Splenic marginal zone lymphoma. A distinct B-cell neoplasm

Abstract

The splenic marginal zone is a morphologically and perhaps immunologically distinct B-cell compartment. Lymphomas arising from cells of the splenic marginal zone are rare. Here we describe the morphologic, immunologic, and clinical features of 14 cases. Patient age ranged from 35 to 79 years (median, 68 years) with a male-to-female ratio of 1:1.8. The spleen was uniformly enlarged (median, 1,540 g; range, 388-3,845 g) in all patients, the neoplastic infiltrate had a nodular pattern in three cases, nodular and diffuse in seven cases, and diffuse in four cases.

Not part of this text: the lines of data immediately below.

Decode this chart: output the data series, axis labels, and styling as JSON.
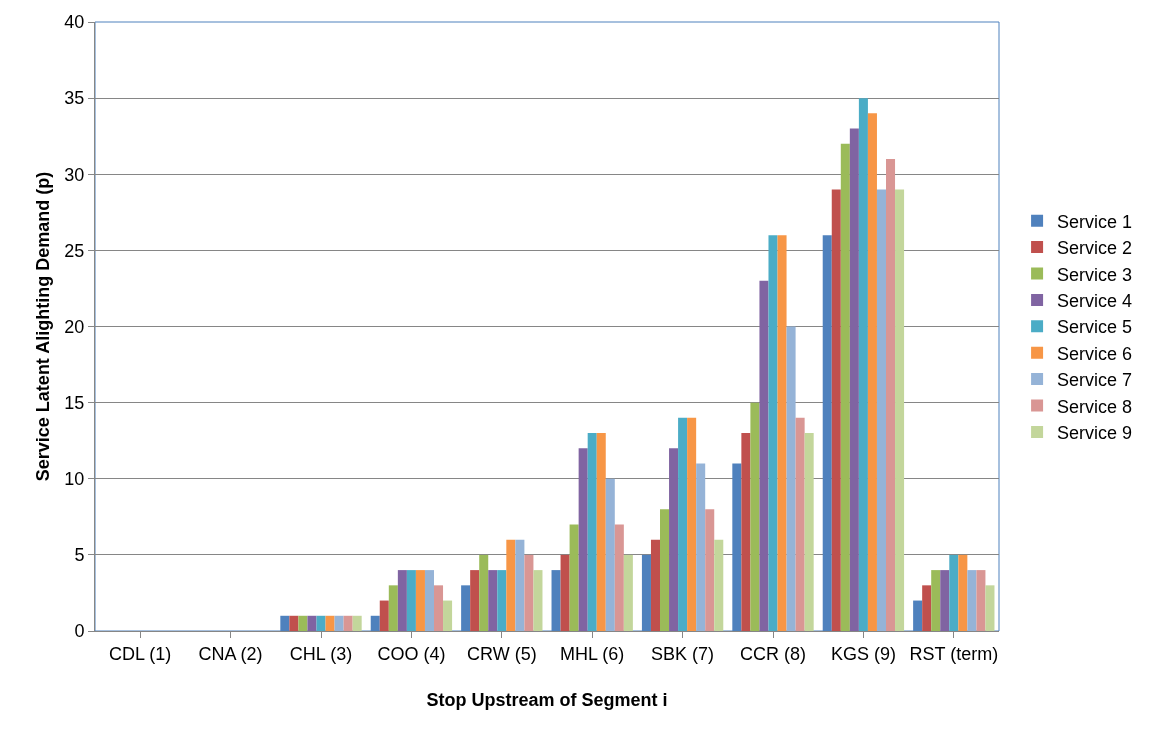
{
  "chart_data": {
    "type": "bar",
    "xlabel": "Stop Upstream of Segment i",
    "ylabel": "Service Latent Alighting Demand (p)",
    "categories": [
      "CDL (1)",
      "CNA (2)",
      "CHL (3)",
      "COO (4)",
      "CRW (5)",
      "MHL (6)",
      "SBK (7)",
      "CCR (8)",
      "KGS (9)",
      "RST (term)"
    ],
    "series": [
      {
        "name": "Service 1",
        "color": "#4f81bd",
        "values": [
          0,
          0,
          1,
          1,
          3,
          4,
          5,
          11,
          26,
          2
        ]
      },
      {
        "name": "Service 2",
        "color": "#c0504d",
        "values": [
          0,
          0,
          1,
          2,
          4,
          5,
          6,
          13,
          29,
          3
        ]
      },
      {
        "name": "Service 3",
        "color": "#9bbb59",
        "values": [
          0,
          0,
          1,
          3,
          5,
          7,
          8,
          15,
          32,
          4
        ]
      },
      {
        "name": "Service 4",
        "color": "#8064a2",
        "values": [
          0,
          0,
          1,
          4,
          4,
          12,
          12,
          23,
          33,
          4
        ]
      },
      {
        "name": "Service 5",
        "color": "#4bacc6",
        "values": [
          0,
          0,
          1,
          4,
          4,
          13,
          14,
          26,
          35,
          5
        ]
      },
      {
        "name": "Service 6",
        "color": "#f79646",
        "values": [
          0,
          0,
          1,
          4,
          6,
          13,
          14,
          26,
          34,
          5
        ]
      },
      {
        "name": "Service 7",
        "color": "#95b3d7",
        "values": [
          0,
          0,
          1,
          4,
          6,
          10,
          11,
          20,
          29,
          4
        ]
      },
      {
        "name": "Service 8",
        "color": "#d99694",
        "values": [
          0,
          0,
          1,
          3,
          5,
          7,
          8,
          14,
          31,
          4
        ]
      },
      {
        "name": "Service 9",
        "color": "#c3d69b",
        "values": [
          0,
          0,
          1,
          2,
          4,
          5,
          6,
          13,
          29,
          3
        ]
      }
    ],
    "ylim": [
      0,
      40
    ],
    "yticks": [
      0,
      5,
      10,
      15,
      20,
      25,
      30,
      35,
      40
    ],
    "grid": "y",
    "legend": "right"
  }
}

The neoplastic cells had small to medium-sized nuclei with round, oval, or slightly indented contours, small eosinophilic nucleoli, and a moderate amount of pale cytoplasm. Extrasplenic involvement was present in 12 patients. Lymph nodes often had a vaguely nodular pattern and preservation of sinuses; bone marrow was infiltrated focally (seven cases) or diffusely (one case). Five patients had hepatic involvement. Ultrastructurally, neoplastic cells differed from other small B cells and resembled normal marginal zone cells by having long, serpentine rough endoplasmic reticulum profiles. All lymphomas marked as B cells and light chain restriction was demonstrated in 12 cases. Bcl-2 protein expression was present in all cases. Most cases (70%) were negative for DBA.44 (CD72). Plasmacytic differentiation was present in three cases. In conclusion, splenic marginal zone lymphoma is a B-cell neoplasm with distinctive clinical, morphologic, immunologic, and ultrastructural characteristics.